Clustering-based Method for Constructing the Phase Diagram of the Van Der Waals Model Fluid.

INTRODUCTION

Membraneless organelles, such as nucleoli, stress granules, and P-bodies, are not enclosed by lipid membranes; rather, they are formed through a process known as liquid-liquid phase separation. To fully understand the biophysics behind the formation and regulation of these organelles, knowledge that has significant implications for cellular biology and disease research, the creation of phase diagrams is essential. Phase diagrams help clarify the physical and chemical conditions under which these organelles form, exist, and function within cells. However, methods for creating phase diagrams are often limited when the equation of state is unknown, a challenge that becomes more pronounced with increasing system complexity.
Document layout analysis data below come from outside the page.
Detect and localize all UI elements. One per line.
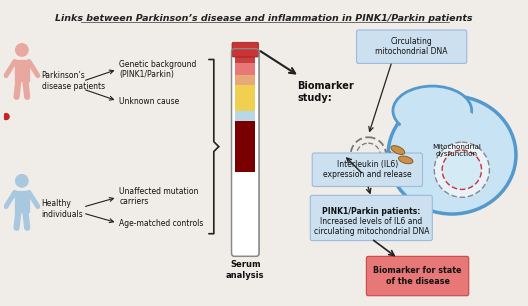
Circle shape [442, 150, 482, 189]
FancyBboxPatch shape [310, 195, 432, 241]
FancyBboxPatch shape [366, 256, 469, 296]
Bar [235, 63, 255, 75]
Text: Healthy
individuals: Healthy individuals [42, 200, 83, 219]
Text: Age-matched controls: Age-matched controls [119, 219, 204, 228]
Text: Circulating
mitochondrial DNA: Circulating mitochondrial DNA [375, 37, 448, 56]
Text: Mitochondrial
dysfunction: Mitochondrial dysfunction [432, 144, 482, 157]
Bar [235, 85, 255, 111]
FancyBboxPatch shape [356, 30, 467, 63]
FancyBboxPatch shape [232, 42, 259, 57]
FancyBboxPatch shape [312, 153, 422, 186]
Text: Biomarker
study:: Biomarker study: [297, 81, 354, 103]
Text: Interleukin (IL6)
expression and release: Interleukin (IL6) expression and release [323, 160, 412, 179]
Ellipse shape [398, 106, 486, 165]
Bar [235, 54, 255, 63]
Ellipse shape [393, 86, 472, 135]
Ellipse shape [391, 146, 404, 155]
Bar [235, 121, 255, 172]
Circle shape [16, 44, 28, 56]
FancyBboxPatch shape [231, 49, 259, 256]
Ellipse shape [388, 96, 516, 214]
Ellipse shape [399, 156, 413, 164]
Text: PINK1/Parkin patients:: PINK1/Parkin patients: [322, 207, 420, 216]
Circle shape [435, 142, 489, 197]
Text: Increased levels of IL6 and
circulating mitochondrial DNA: Increased levels of IL6 and circulating … [314, 217, 429, 236]
Text: Serum
analysis: Serum analysis [226, 260, 265, 280]
Text: Parkinson’s
disease patients: Parkinson’s disease patients [42, 71, 105, 91]
Circle shape [16, 175, 28, 187]
Text: Unaffected mutation
carriers: Unaffected mutation carriers [119, 187, 199, 206]
Polygon shape [15, 60, 29, 81]
Bar [235, 111, 255, 121]
Text: Links between Parkinson’s disease and inflammation in PINK1/Parkin patients: Links between Parkinson’s disease and in… [55, 14, 473, 23]
Circle shape [3, 114, 9, 120]
Text: Genetic background
(PINK1/Parkin): Genetic background (PINK1/Parkin) [119, 60, 197, 79]
Text: Unknown cause: Unknown cause [119, 97, 180, 106]
Bar [235, 75, 255, 85]
Polygon shape [15, 191, 29, 212]
Text: Biomarker for state
of the disease: Biomarker for state of the disease [373, 266, 462, 286]
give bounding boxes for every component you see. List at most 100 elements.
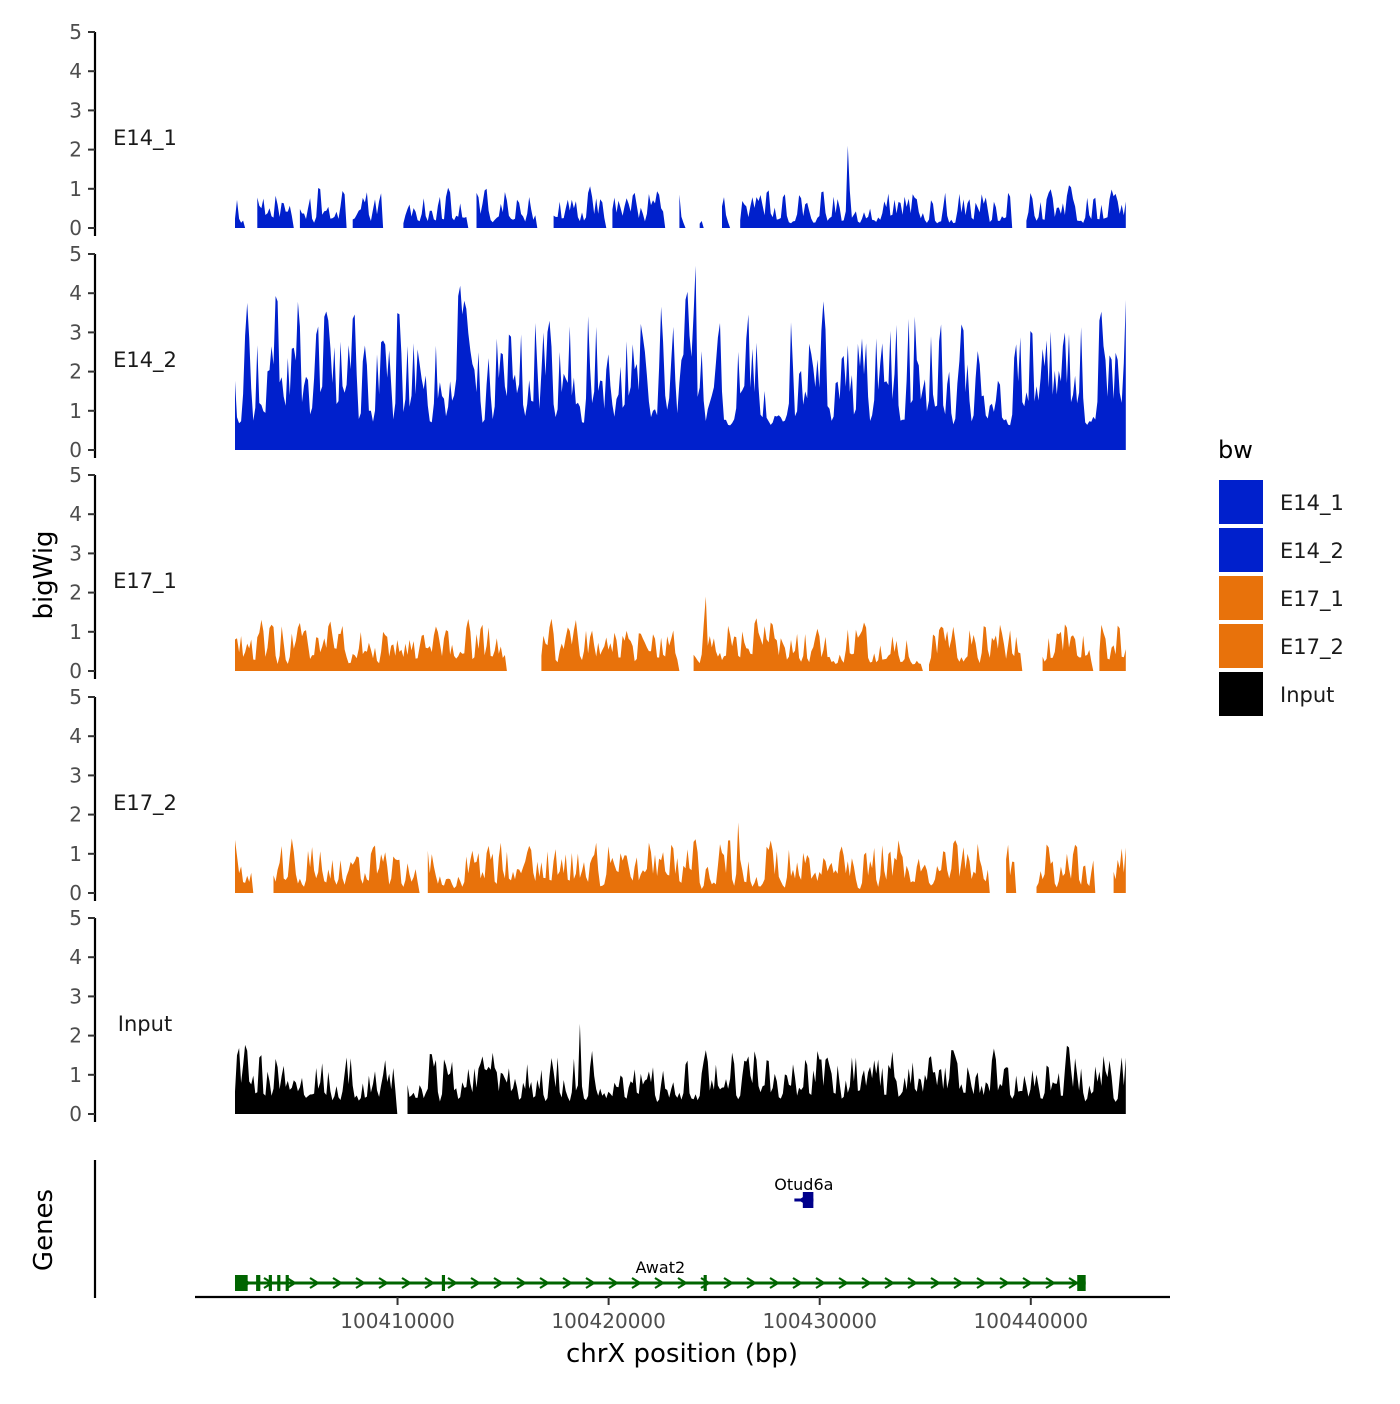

While several methods exist to address this issue, their application is not universal.

METHODS

We present a new method based on the SPACEBALL algorithm and cluster size monitoring, which enables the determination of binodal and spinodal line positions by analyzing system clustering during molecular dynamics simulations of a well-studied van der Waals fluid under various conditions.

RESULTS

Based on an analysis of the system's clustering behavior, we constructed the phase diagram for the monoatomic van der Waals fluid simulated at various densities and temperatures, observing that uniformly distributed van der Waals beads aggregate, causing changes in the system's density.

DISCUSSION

Using the generated data, we discuss how a fitting function can be used to determine the binodal line location, and how observations of the system's density fluctuations can be used to determine the spinodal line location and assess the critical temperature.

CONCLUSION

We have presented alternative methods for locating phase boundaries in protein solutions, where the absence of a validated equation of state necessitates innovative approaches and makes traditional methods challenging to apply. Our SPACEBALL-based approach enables the creation of phase diagrams using pure trajectories obtained from molecular dynamics simulations.